If you thought airlines were hurting, have you thought about airports? Sure, they may not be in the same situation that airlines are in, but they certainly are no exception. The economic crises has bumped Los Angeles International airport out of the number five spot to the number six spot in terms of busiest airports; Paris’s Charles De Gaulle made the swap. Regional airports have been pounded the most, as many carriers have cut their short-haul and small city routes. Some airports are receiving a stimulus boost. Just ask Pittsburgh, who will be the first airport to receive stimulus money ($10 million) to repave and improve lighting on a crosswind runway. What happens to airports that are, well… dying?
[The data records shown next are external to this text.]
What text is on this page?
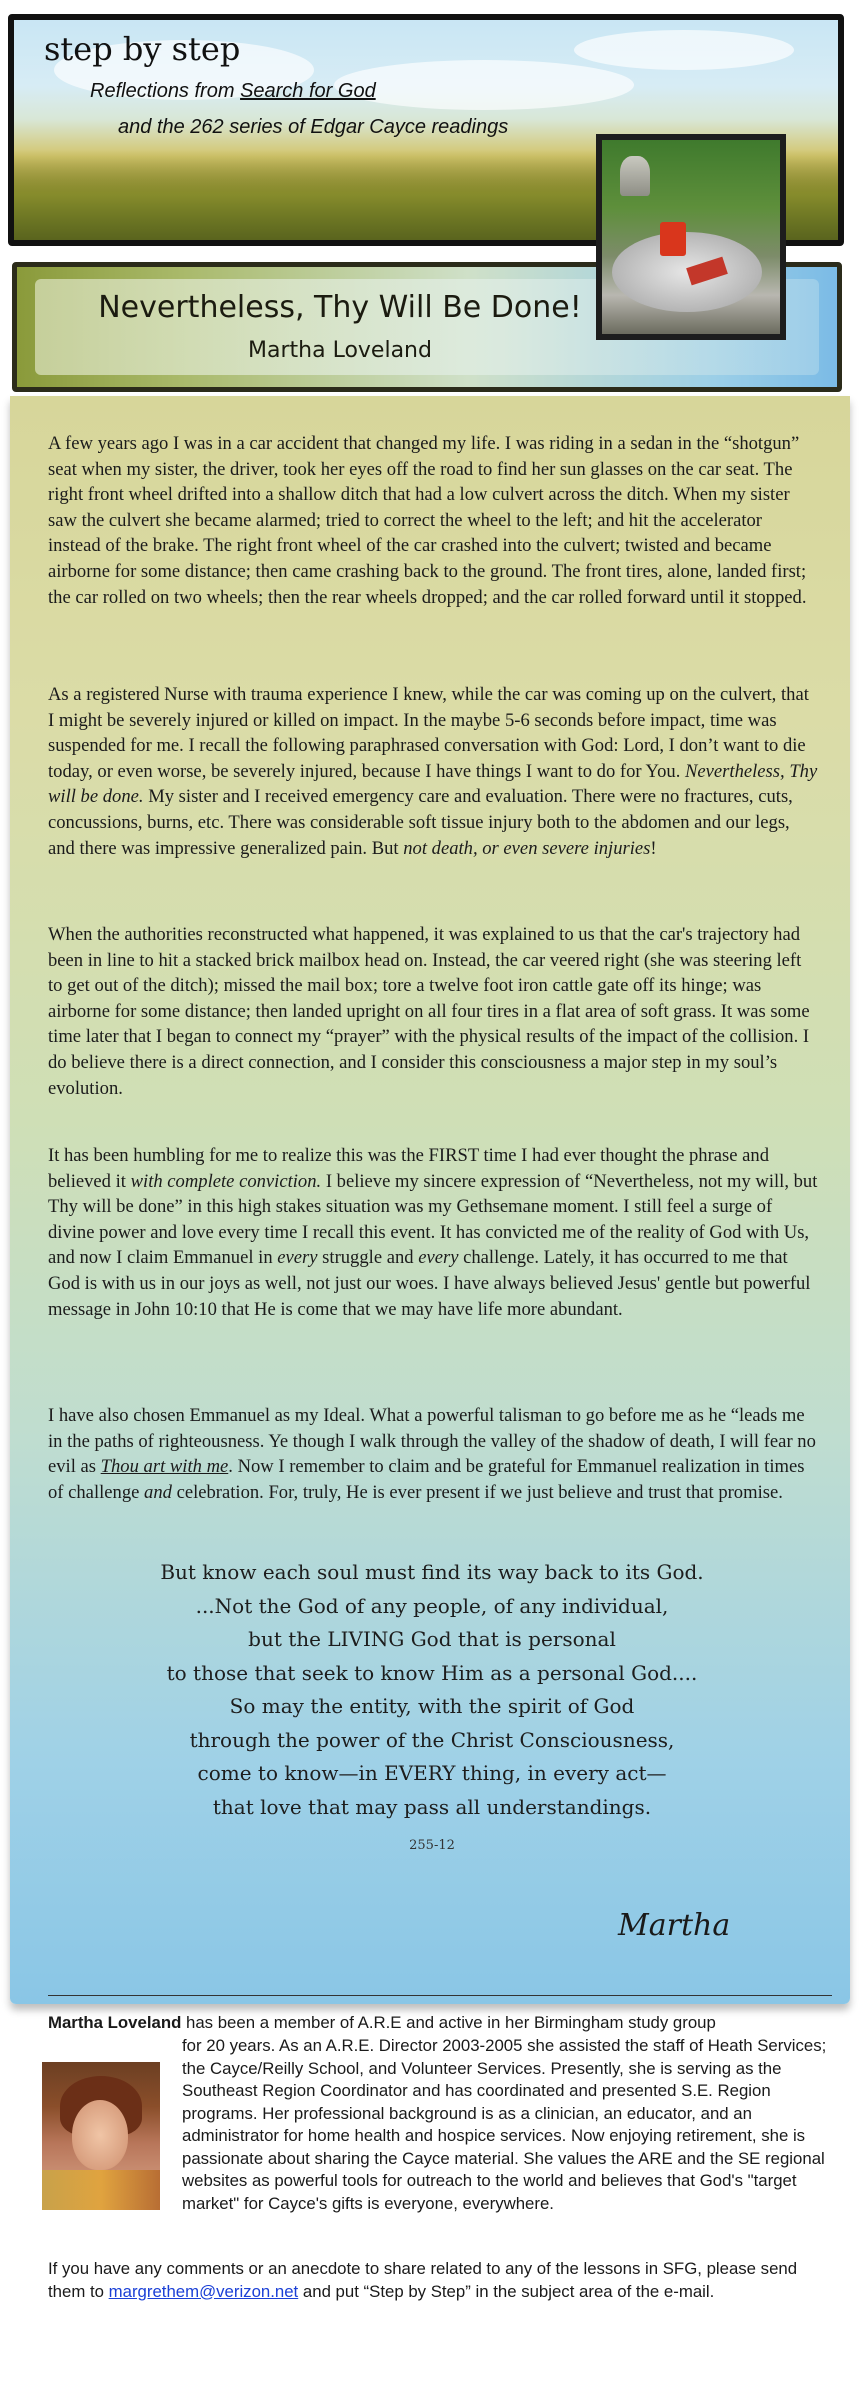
step by step
Reflections from Search for God
and the 262 series of Edgar Cayce readings
Nevertheless, Thy Will Be Done!
Martha Loveland

A few years ago I was in a car accident that changed my life. I was riding in a sedan in the “shotgun” seat when my sister, the driver, took her eyes off the road to find her sun glasses on the car seat. The right front wheel drifted into a shallow ditch that had a low culvert across the ditch. When my sister saw the culvert she became alarmed; tried to correct the wheel to the left; and hit the accelerator instead of the brake. The right front wheel of the car crashed into the culvert; twisted and became airborne for some distance; then came crashing back to the ground. The front tires, alone, landed first; the car rolled on two wheels; then the rear wheels dropped; and the car rolled forward until it stopped.

As a registered Nurse with trauma experience I knew, while the car was coming up on the culvert, that I might be severely injured or killed on impact. In the maybe 5-6 seconds before impact, time was suspended for me. I recall the following paraphrased conversation with God: Lord, I don’t want to die today, or even worse, be severely injured, because I have things I want to do for You. Nevertheless, Thy will be done. My sister and I received emergency care and evaluation. There were no fractures, cuts, concussions, burns, etc. There was considerable soft tissue injury both to the abdomen and our legs, and there was impressive generalized pain. But not death, or even severe injuries!

When the authorities reconstructed what happened, it was explained to us that the car's trajectory had been in line to hit a stacked brick mailbox head on. Instead, the car veered right (she was steering left to get out of the ditch); missed the mail box; tore a twelve foot iron cattle gate off its hinge; was airborne for some distance; then landed upright on all four tires in a flat area of soft grass. It was some time later that I began to connect my “prayer” with the physical results of the impact of the collision. I do believe there is a direct connection, and I consider this consciousness a major step in my soul’s evolution.

It has been humbling for me to realize this was the FIRST time I had ever thought the phrase and believed it with complete conviction. I believe my sincere expression of “Nevertheless, not my will, but Thy will be done” in this high stakes situation was my Gethsemane moment. I still feel a surge of divine power and love every time I recall this event. It has convicted me of the reality of God with Us, and now I claim Emmanuel in every struggle and every challenge. Lately, it has occurred to me that God is with us in our joys as well, not just our woes. I have always believed Jesus' gentle but powerful message in John 10:10 that He is come that we may have life more abundant.

I have also chosen Emmanuel as my Ideal. What a powerful talisman to go before me as he “leads me in the paths of righteousness. Ye though I walk through the valley of the shadow of death, I will fear no evil as Thou art with me. Now I remember to claim and be grateful for Emmanuel realization in times of challenge and celebration. For, truly, He is ever present if we just believe and trust that promise.

But know each soul must find its way back to its God.
...Not the God of any people, of any individual,
but the LIVING God that is personal
to those that seek to know Him as a personal God....
So may the entity, with the spirit of God
through the power of the Christ Consciousness,
come to know—in EVERY thing, in every act—
that love that may pass all understandings.
255-12
Martha
Martha Loveland has been a member of A.R.E and active in her Birmingham study group
for 20 years. As an A.R.E. Director 2003-2005 she assisted the staff of Heath Services; the Cayce/Reilly School, and Volunteer Services. Presently, she is serving as the Southeast Region Coordinator and has coordinated and presented S.E. Region programs. Her professional background is as a clinician, an educator, and an administrator for home health and hospice services. Now enjoying retirement, she is passionate about sharing the Cayce material. She values the ARE and the SE regional websites as powerful tools for outreach to the world and believes that God's "target market" for Cayce's gifts is everyone, everywhere.
If you have any comments or an anecdote to share related to any of the lessons in SFG, please send them to margrethem@verizon.net and put “Step by Step” in the subject area of the e-mail.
Let’s take a trip to Daytona Beach, FL. Daytona used to service double the number of cities that it did (4), but that all changed when United, Continental, and AirTran pulled out. Vintage Props and Jets temporarily ceased operations and filed for Chapter 11 bankruptcy protection; the leader in international getaway charters. Daytona, like many airports, sees their airline usage much smaller and isn’t enjoying the level of income that it was in years prior. The cut of income at airports forces staff cuts; on-top of the cuts to airline personnel at the airport.
Back to Los Angeles. LAX handled about 59.5 million passengers in 2008, declining 4.8% compared to 2007. “It’s a sign of the deepening economic crisis facing the airline industry.”
I’m sure most airports, like Pittsburgh, could use a stimulus. It’s like the F.D.R. era all over again; improve infrastructure to increase the work force. At the end of the day, airports aren’t making nearly what they made in prior years; unless the airport was lucky and received service from Allegiant. I’m sure airports will be stuck weathering this out – it’s an industry wide dilemma.